Hi Graham and Judith,

as far as I can see from their web site the Bessacarr 435 is a C-class with an MTPLA of 3.4 tons and a length of over 6 metres.

For such a van I would consider _both_ mentioned engines as underpowered, but at least the 1.9TD definitely is. I once had it in a rental van (also C-class, but only 3.0 tons MTPLA and 5.5 metres) and already there the lack of power was more than a nuisance. Setting it in motion even on level ground was only possible with heavily grinding clutch and almost floored throttle.

A van of this size and weight should have at least the 2.3JTD, if not the 2.8 in my opinion. But if there is no other choice for you, then take at least the 2.0JTD. The difference in noise level is also very much in favour of the JTD.

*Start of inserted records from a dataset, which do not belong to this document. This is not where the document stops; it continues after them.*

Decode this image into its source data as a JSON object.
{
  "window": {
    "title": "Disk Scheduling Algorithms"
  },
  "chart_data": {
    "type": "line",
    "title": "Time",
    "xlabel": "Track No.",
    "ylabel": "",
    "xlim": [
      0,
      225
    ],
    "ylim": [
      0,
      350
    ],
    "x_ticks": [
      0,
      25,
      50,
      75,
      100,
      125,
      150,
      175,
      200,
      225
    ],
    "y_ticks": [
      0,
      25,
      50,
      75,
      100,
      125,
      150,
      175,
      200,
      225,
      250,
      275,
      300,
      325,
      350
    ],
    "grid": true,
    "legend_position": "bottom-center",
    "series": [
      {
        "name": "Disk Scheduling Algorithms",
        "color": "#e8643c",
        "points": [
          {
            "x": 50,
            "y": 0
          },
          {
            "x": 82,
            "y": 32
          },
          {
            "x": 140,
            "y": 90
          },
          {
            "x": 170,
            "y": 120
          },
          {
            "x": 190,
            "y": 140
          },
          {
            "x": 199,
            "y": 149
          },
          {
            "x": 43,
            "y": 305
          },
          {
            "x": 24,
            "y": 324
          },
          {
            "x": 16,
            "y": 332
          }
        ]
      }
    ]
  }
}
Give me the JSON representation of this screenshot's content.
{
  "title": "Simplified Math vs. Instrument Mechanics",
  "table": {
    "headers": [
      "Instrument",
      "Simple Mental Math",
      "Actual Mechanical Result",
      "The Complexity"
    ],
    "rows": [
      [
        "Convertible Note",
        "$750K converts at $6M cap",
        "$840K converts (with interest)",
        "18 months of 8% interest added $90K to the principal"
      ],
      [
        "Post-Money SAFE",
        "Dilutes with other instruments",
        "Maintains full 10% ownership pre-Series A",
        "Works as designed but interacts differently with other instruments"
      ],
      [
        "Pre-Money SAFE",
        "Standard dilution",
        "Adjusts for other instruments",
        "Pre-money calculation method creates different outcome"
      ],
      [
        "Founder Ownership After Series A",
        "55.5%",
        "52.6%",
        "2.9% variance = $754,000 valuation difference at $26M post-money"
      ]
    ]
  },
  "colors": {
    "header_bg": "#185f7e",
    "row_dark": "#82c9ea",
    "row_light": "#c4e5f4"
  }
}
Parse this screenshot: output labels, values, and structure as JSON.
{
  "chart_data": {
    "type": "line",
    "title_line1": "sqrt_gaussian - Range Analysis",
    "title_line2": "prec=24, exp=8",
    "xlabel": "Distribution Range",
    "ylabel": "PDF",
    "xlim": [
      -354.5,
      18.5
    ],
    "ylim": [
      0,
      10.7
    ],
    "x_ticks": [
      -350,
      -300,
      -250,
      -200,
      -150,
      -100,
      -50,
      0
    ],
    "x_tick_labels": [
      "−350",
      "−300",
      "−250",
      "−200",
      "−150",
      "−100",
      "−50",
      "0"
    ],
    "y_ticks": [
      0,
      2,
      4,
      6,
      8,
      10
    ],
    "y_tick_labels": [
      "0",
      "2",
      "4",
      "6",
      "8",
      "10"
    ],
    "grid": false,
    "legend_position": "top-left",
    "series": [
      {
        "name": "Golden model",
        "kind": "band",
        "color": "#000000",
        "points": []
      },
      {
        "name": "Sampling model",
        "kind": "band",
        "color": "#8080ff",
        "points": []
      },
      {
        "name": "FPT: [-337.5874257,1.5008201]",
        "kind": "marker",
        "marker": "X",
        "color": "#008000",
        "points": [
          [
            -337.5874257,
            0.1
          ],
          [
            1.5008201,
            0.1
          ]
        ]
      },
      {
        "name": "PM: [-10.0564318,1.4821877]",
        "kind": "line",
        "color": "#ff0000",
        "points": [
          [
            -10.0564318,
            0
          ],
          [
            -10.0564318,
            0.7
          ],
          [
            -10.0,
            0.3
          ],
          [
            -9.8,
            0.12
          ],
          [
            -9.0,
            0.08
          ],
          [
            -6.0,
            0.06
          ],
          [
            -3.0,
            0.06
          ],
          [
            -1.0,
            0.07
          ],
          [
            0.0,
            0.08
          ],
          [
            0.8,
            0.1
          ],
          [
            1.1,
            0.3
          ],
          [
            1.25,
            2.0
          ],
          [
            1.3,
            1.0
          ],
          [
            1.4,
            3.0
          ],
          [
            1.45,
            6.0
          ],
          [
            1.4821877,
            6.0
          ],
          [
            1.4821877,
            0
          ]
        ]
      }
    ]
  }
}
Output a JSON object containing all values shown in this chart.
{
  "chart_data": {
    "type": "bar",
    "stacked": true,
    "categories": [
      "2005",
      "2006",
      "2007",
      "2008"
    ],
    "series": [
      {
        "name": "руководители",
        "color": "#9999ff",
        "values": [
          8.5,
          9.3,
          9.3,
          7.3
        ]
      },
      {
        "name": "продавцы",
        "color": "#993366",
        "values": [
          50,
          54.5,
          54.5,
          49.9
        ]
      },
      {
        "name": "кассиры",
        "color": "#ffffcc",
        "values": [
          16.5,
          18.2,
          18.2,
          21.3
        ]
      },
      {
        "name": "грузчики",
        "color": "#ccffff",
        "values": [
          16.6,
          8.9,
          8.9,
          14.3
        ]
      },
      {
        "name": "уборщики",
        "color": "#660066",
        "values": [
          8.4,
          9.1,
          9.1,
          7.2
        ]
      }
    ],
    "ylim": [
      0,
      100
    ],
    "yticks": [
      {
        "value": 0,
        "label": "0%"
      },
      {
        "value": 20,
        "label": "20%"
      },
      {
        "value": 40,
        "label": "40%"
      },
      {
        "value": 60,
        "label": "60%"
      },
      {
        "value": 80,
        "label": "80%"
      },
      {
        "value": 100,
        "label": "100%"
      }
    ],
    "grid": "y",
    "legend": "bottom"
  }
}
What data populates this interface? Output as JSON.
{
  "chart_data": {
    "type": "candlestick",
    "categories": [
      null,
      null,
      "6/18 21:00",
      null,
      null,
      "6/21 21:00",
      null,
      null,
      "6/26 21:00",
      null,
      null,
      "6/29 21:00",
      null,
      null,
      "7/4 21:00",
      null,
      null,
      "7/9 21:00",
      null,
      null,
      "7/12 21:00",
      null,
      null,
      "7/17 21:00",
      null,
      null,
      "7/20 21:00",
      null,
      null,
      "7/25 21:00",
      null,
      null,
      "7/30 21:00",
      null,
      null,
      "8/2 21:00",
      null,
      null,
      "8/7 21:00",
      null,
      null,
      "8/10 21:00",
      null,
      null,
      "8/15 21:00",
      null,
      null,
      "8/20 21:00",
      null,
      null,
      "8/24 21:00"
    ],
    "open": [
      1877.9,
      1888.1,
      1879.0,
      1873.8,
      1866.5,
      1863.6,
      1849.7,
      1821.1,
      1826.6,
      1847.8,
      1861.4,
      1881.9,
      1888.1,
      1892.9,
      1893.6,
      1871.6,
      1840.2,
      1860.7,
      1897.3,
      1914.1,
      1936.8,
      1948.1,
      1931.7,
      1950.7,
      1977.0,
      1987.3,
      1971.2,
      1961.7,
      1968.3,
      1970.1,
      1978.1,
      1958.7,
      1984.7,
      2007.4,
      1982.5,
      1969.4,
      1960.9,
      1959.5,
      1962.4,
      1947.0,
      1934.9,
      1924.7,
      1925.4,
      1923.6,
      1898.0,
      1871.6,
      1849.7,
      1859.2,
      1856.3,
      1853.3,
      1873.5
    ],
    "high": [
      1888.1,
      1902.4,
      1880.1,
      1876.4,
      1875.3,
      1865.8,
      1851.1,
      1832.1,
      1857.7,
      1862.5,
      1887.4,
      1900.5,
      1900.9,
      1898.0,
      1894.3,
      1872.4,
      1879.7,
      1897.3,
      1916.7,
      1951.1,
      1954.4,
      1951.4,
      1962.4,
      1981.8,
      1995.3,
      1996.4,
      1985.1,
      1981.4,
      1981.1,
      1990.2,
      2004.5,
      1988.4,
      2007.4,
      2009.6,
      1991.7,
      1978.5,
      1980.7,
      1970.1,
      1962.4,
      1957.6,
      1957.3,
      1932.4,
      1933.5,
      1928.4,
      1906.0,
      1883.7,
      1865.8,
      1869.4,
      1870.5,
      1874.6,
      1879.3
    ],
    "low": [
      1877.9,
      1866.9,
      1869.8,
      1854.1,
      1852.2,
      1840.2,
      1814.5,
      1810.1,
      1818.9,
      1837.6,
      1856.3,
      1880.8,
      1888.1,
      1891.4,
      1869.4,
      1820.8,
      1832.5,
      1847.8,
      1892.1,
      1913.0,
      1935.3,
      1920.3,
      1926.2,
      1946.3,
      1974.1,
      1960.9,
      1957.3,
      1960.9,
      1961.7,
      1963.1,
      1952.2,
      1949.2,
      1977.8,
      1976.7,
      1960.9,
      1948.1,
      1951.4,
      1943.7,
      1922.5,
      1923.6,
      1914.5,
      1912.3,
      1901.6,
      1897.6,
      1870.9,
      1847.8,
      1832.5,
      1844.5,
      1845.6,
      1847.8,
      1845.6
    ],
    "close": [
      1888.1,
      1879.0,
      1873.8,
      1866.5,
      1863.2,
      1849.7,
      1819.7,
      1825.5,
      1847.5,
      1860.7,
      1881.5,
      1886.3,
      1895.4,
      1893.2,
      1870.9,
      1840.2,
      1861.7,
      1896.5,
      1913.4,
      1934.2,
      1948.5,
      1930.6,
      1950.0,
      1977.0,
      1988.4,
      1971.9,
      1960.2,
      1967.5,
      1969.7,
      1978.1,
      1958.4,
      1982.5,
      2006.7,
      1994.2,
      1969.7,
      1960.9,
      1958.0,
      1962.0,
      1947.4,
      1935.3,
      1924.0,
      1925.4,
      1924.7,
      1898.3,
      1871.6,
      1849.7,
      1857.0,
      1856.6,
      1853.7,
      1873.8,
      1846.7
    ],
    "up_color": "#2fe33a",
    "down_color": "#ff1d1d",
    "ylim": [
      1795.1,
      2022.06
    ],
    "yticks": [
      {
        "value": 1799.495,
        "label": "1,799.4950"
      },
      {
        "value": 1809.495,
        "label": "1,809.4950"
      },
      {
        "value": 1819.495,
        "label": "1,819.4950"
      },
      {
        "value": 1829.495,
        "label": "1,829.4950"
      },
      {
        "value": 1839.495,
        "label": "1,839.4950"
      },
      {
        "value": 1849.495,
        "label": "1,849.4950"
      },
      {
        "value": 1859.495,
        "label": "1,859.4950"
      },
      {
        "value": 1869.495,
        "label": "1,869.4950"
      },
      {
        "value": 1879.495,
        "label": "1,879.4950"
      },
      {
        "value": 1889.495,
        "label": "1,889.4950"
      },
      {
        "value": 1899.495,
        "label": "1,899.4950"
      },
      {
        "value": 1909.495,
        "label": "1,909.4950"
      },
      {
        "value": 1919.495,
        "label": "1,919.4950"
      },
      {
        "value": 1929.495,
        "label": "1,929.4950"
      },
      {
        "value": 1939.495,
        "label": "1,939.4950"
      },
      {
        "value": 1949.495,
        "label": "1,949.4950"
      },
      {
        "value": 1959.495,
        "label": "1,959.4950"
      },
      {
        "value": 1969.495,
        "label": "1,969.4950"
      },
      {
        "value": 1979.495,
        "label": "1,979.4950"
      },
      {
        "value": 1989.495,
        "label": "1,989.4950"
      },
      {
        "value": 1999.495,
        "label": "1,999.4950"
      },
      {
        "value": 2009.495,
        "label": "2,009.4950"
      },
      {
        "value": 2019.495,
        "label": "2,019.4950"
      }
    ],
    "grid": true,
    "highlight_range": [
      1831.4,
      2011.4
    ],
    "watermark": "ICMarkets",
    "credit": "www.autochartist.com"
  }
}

There are no specific issues known regarding starting a JTD. Mine (OK, it's the 2.8JTD) always starts at first try.

Best Regards,
Gerhard


----------



## 89088 (May 13, 2005)

Hello Granjud, the 2.0JTD produces 84bhp. I run a vehicle with the Peugeot 1.9TD and this produces 92bhp. The 2.0JTD does not have an intercooler fitted as standard whereas the Peugeot 1.9TD does.

Regards trig


----------



## nobbythehobby (May 9, 2005)

I think BHP figures are largely academic and not especially relevant to a heavy vehicle such as a motorhome ( not even in many cars even though the advertising people love to push high bhp).

If you wish to study performance figures, then a look at torque figures across the rev range will give better indication. Many newer technology engines have a better range of torque than their predecessors, even though their BHP may be lower.

nth


----------